I feel so loved. I haven't felt this really ever. Which makes it difficult. Why does he have to go away when it's all falling into place (more so)? He tells me openly that he loves me. Even though it hurt so bad hearing that somehow me being submissive for most of the relationship bit me in the ass, our relationship just keeps getting better. He misses me, he loves me. He cares.

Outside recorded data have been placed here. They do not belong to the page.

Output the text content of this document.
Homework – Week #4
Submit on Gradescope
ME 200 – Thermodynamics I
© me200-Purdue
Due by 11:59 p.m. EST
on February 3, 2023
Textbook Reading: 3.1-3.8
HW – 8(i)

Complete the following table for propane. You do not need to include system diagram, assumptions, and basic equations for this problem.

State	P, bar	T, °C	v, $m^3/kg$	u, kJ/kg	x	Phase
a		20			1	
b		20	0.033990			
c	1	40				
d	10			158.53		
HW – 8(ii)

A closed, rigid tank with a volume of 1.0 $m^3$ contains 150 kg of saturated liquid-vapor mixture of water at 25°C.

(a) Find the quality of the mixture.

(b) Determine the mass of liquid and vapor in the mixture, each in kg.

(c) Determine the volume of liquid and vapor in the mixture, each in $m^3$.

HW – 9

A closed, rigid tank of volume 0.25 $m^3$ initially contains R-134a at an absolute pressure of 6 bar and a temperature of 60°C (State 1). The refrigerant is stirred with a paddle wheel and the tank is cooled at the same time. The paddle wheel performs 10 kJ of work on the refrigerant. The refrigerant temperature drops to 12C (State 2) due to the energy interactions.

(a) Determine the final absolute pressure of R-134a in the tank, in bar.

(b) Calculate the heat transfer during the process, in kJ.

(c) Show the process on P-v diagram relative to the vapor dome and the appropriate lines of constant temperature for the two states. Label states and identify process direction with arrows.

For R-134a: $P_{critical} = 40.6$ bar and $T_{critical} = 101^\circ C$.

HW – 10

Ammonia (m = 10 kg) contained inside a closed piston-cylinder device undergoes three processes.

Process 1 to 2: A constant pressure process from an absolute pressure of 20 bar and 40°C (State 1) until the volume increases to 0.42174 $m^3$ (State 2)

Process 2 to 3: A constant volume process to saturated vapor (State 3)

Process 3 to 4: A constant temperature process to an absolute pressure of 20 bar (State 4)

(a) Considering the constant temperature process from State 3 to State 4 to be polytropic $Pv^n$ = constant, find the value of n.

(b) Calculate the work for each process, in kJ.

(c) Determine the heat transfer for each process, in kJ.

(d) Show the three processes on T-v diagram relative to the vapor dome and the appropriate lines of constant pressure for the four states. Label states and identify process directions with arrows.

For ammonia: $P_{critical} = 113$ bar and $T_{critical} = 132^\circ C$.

These were all things I used to "complain" about not feeling. why can't he love me like I love him or whatever, which definitely seems so silly to write down. But I remember thinking this. That's what pissed me off though; when he told me a few weeks back that he never felt like he was going to lose me or felt like we were growing together --- or he never felt the same way about me. Those things hurt to hear. Just because I liked him more than he liked me I feel does not say there wasn't growth. Just because he didn't fall in love with me the way he expected shouldn't change what's happening now. Which actually he said. But when he was telling me, it was coming off like he was complaining about it like there has always been this disconnect with us, and then said "But it doesn't matter anymore I'm telling you this because I feel so comfortable now and because I love you". Didn't matter, it still hurt and I still cried. I think a part of me is still not over hearing all that. I tried so hard to make him feel at ease with me all the time, and tried to back off to see if he'd come to me. It turns out he never did "come around" until recent, which led me to think WHY has he been with me this whole time if he has been obviously feeling a different way?? I felt cheated, led on. Betrayed. It definitely explained the times when I'd get pissed about saying "I love you" in a text and then him responding with a "< 3 "
So back to the wedding. First off, I don't know what it is but seeing him in a kippa is so hot. Lol. Like I give him googly eyes constantly. He just melts me.
We danced like crazy, and the hora was so freakin fun. I also danced with his cousin David; one memory that is my favorite of that evening is him and bf passing me between each other sharing me as a dance partner. Such a blast. I found out later that we had a crowd. Usually in those situations I don't actually notice when there's a crowd. It's like my violin, I tune it out to focus more. Dancing is a little more of an extroverted hobby for me, I am definitely more showy with it- maybe because I'm more confident with it. I could feel people watching but I didn't know it was a lot.
Gosh. Just the night before the wedding was amazing. He was holding me, kissing me while I slept, telling me he loved me. It's like the moment I had been waiting for, for so long. I remember wanting to smile; not sure if I did because I was so tired, but I felt it. I remember feeling like wow, this is amazing. I'm falling asleep next to the person I am crazy in love with, and I actually think he feels the same way.
The moment we've been waiting for, people. Finally. And now you're tellin' me that I may have to let him go in a few months? I will literally save all my money just to visit him as much as I can if/when he moves.
Is it creepy that when I was watching his cousin get married, that I imagined him and I in the chuppah, doing the whole ritual? I really do think I am the creepiest person sometimes. It's not like I think he's my soul mate, but I do think it's normal to picture yourself long term with the person you love. I wonder if he's done that with me lol. I kind of hope so, so I can feel a little more validated about this haha.
Continuing with what I was saying earlier, I feel like after finding out how not on the same page we were for most of the relationship stung, and I'm still recovering. It's like he's strangely getting what he always wanted in the beginning. Like I am apprehensive with him, starting to protect myself and not just be 100% all in, his call all the time. I've shelled myself since that talk, and it sucks but I can't change it. I wonder when I will feel totally comfortable again. I'm not sure I will for awhile considering I can't even get a solid commitment from him with the whole November thing.